What would you say is the strength of a training in the humanities and its application beyond the university in the “real world”?

I came into Rice as a double major with English and some sort of engineering—I don’t even remember what. Against the advice of everyone around me, I dropped engineering in my second week at school. I don’t regret it an ounce. It’s almost impossible to quantify the strength of training in humanities because it’s the strength of the humanities itself, which is often discounted in our STEM-oriented world and university, or treated as a supplement to a STEM education. Don’t get me wrong. It’s fantastic and essential to study engineering or mathematics or physics and so on—but it’s equally fantastic to study just English or just art history, etc. What can I say about humanities that we don’t already know? They allow you to understand humanity better. To understand your own emotions and experiences. As a humanities student, you are well-poised to do extraordinary inter-departmental work as there’s a lot of flexibility in your study. You’re never losing your creativity. There’s an extraordinary capacity for social change and activism from folks who understand and work within the humanities. But also, some of us are just happier in humanities. It brings us more joy. Some of us just want to have our noses in books. Isn’t that good enough? There are jobs for humanities students where you don’t have to settle. It’s not easy, and the path is not as clearly charted as it might be for other industries, but they’re there.
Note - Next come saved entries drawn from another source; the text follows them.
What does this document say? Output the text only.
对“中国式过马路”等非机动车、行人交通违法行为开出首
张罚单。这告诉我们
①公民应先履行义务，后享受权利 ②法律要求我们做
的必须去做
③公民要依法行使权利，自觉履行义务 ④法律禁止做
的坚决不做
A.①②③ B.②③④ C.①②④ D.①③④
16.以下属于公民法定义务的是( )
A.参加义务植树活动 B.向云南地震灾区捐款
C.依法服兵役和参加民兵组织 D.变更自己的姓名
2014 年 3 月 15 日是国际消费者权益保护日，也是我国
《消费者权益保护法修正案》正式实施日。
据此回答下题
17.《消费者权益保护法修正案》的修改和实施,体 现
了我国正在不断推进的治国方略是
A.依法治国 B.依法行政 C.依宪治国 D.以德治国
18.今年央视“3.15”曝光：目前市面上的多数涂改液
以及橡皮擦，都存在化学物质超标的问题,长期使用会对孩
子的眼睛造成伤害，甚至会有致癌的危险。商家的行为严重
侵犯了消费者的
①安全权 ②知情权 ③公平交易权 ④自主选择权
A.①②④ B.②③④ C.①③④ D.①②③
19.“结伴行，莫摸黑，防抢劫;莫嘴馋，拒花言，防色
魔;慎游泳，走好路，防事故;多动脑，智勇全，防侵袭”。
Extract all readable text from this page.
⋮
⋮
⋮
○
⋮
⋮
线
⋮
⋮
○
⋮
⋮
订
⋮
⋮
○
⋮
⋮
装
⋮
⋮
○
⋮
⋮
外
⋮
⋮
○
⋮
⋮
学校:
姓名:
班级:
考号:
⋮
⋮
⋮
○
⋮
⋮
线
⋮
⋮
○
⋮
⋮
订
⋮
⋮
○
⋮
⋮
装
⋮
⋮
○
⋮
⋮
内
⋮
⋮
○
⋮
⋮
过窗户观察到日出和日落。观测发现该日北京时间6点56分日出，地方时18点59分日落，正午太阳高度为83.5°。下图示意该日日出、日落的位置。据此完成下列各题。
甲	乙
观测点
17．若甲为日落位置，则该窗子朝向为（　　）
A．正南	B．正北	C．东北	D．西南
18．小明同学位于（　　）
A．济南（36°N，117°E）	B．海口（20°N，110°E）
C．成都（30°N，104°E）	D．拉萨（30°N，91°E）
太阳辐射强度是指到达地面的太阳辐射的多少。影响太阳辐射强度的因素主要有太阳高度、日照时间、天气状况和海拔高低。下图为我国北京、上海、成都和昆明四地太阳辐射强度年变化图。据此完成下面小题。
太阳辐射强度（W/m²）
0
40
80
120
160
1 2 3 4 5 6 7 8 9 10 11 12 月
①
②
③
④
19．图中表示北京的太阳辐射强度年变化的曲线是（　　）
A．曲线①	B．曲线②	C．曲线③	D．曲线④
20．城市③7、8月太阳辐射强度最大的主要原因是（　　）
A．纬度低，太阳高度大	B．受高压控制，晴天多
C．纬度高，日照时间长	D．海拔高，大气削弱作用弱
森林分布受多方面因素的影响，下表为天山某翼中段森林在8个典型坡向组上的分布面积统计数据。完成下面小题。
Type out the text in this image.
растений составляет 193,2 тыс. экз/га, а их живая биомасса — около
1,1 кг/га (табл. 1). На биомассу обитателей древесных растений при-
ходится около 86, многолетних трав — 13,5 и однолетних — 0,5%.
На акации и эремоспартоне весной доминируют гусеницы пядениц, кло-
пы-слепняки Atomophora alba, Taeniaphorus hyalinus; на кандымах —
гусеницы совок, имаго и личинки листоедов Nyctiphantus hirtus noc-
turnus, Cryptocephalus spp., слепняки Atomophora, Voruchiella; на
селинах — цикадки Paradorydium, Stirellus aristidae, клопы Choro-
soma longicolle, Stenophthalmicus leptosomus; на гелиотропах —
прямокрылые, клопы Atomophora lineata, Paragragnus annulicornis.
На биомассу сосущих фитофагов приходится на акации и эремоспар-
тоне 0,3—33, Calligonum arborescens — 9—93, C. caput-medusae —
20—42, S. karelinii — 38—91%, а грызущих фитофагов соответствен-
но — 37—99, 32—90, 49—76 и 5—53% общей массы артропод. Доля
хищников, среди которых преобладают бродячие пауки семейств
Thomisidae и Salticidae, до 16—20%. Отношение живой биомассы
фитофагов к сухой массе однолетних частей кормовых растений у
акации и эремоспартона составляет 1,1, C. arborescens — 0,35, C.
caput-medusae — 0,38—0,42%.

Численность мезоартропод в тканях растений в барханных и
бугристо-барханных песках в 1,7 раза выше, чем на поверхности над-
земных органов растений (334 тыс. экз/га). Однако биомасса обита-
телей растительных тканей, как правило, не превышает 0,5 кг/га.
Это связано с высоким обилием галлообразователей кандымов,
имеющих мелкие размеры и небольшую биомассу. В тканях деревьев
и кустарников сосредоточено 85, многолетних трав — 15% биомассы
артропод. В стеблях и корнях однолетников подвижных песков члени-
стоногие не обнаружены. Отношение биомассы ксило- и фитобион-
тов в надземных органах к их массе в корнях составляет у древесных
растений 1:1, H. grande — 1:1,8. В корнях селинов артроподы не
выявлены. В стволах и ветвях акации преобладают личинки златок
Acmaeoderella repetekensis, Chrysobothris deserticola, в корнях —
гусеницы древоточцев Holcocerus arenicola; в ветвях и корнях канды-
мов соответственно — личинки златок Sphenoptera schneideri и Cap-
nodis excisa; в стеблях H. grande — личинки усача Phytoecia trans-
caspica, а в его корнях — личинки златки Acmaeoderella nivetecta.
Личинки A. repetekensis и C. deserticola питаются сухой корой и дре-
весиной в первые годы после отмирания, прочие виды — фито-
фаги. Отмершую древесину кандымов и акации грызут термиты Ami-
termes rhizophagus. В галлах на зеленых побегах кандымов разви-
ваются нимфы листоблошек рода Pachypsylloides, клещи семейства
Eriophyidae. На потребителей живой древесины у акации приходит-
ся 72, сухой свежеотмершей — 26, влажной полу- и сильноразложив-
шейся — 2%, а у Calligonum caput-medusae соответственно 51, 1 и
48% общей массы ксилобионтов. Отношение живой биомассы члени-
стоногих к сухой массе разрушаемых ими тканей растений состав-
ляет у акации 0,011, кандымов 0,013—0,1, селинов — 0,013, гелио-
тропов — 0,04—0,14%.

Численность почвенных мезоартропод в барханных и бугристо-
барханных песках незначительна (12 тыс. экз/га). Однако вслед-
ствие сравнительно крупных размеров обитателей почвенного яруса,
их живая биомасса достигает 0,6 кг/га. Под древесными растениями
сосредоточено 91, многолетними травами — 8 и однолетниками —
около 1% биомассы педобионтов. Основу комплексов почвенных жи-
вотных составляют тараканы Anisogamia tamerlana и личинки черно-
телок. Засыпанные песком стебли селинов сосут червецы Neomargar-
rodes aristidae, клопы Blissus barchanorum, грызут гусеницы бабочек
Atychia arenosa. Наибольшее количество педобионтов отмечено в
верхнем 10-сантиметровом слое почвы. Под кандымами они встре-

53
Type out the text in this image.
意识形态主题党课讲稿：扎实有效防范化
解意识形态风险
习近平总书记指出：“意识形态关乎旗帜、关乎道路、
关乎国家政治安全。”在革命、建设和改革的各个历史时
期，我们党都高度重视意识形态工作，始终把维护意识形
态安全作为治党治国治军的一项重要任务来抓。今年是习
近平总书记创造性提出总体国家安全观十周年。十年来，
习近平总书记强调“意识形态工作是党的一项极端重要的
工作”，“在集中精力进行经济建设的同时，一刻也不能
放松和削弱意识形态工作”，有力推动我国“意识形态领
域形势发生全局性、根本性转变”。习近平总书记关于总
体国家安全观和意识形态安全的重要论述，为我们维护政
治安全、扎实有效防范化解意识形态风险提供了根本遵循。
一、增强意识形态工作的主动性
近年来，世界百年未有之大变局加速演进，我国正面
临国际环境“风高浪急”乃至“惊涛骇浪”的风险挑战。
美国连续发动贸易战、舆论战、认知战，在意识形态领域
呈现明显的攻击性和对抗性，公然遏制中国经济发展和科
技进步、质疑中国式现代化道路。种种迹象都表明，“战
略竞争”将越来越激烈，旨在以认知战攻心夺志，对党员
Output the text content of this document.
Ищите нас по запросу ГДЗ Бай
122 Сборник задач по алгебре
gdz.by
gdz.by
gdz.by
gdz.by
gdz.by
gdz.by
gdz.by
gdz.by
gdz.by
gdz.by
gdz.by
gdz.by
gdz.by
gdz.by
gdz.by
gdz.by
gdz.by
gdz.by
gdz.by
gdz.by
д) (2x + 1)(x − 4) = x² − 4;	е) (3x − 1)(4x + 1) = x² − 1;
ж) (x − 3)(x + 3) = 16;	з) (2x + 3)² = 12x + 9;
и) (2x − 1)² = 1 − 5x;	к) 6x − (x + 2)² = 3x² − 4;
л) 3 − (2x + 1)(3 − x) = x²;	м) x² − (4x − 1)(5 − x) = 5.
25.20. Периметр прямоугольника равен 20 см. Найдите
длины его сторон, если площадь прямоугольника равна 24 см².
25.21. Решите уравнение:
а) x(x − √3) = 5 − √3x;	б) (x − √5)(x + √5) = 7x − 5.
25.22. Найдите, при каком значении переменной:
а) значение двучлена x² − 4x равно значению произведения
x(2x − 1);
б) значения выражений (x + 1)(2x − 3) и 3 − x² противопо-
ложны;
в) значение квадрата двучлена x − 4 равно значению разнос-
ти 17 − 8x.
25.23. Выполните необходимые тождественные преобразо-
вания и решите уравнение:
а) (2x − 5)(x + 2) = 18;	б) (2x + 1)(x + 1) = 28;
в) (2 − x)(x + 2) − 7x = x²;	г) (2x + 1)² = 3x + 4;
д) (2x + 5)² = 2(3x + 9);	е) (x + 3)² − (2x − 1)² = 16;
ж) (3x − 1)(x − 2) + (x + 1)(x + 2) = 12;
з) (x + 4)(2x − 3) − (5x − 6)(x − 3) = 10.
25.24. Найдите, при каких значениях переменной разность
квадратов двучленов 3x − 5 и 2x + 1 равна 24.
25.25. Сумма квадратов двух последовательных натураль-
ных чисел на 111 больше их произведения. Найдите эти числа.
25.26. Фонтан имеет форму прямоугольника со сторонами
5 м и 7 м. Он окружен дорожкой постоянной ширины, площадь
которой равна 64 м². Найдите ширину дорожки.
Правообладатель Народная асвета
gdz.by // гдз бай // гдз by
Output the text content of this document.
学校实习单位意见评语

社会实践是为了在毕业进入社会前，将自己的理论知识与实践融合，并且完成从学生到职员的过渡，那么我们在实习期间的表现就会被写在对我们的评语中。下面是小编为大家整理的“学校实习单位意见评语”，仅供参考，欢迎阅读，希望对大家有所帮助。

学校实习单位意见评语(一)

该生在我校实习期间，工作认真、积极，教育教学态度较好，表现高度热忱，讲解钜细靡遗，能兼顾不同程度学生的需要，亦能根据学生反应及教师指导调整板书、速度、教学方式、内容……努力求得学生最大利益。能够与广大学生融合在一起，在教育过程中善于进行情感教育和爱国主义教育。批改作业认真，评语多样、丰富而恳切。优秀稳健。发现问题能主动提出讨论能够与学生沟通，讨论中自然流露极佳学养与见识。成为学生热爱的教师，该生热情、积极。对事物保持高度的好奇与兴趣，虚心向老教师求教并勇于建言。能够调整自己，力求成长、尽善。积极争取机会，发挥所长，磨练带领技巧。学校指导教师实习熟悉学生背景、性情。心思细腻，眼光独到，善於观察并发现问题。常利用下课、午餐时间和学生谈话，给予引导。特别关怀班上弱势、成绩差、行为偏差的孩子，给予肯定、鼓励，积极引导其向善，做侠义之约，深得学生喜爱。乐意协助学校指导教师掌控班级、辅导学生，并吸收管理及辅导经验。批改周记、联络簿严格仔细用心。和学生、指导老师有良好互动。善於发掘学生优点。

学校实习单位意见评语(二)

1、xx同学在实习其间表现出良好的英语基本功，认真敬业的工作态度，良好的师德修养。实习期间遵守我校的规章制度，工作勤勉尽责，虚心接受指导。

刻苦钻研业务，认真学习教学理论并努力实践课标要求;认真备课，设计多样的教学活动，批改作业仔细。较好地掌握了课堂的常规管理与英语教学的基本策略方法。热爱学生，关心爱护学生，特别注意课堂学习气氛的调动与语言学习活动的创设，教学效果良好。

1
What advice would you give, if you could, to your undergraduate self?

Hey, undergrad Lily. You’re finding yourself stuck in all of these marketing-oriented internships rather than the editorial ones you wanted. It may feel crummy, but that experience will be essential for you in the literary world and help you in the hybrid position that you’ll get right out of school. That doesn’t mean you shouldn’t continue to pursue editorial work—it means that you’ll be an even better editor someday because in the literary world, editors need to have marketing and copywriting skills.

Also: Ignore all people who keep insisting that English, writing, story-telling, and everything of that nature isn’t enough for a job. Marketing skills have been a stepping stone to an editorial future—they are not, and definitely do not have to be, your final resting place. Pour yourself into the things you actually love and want to learn and you will build work opportunities and community around that.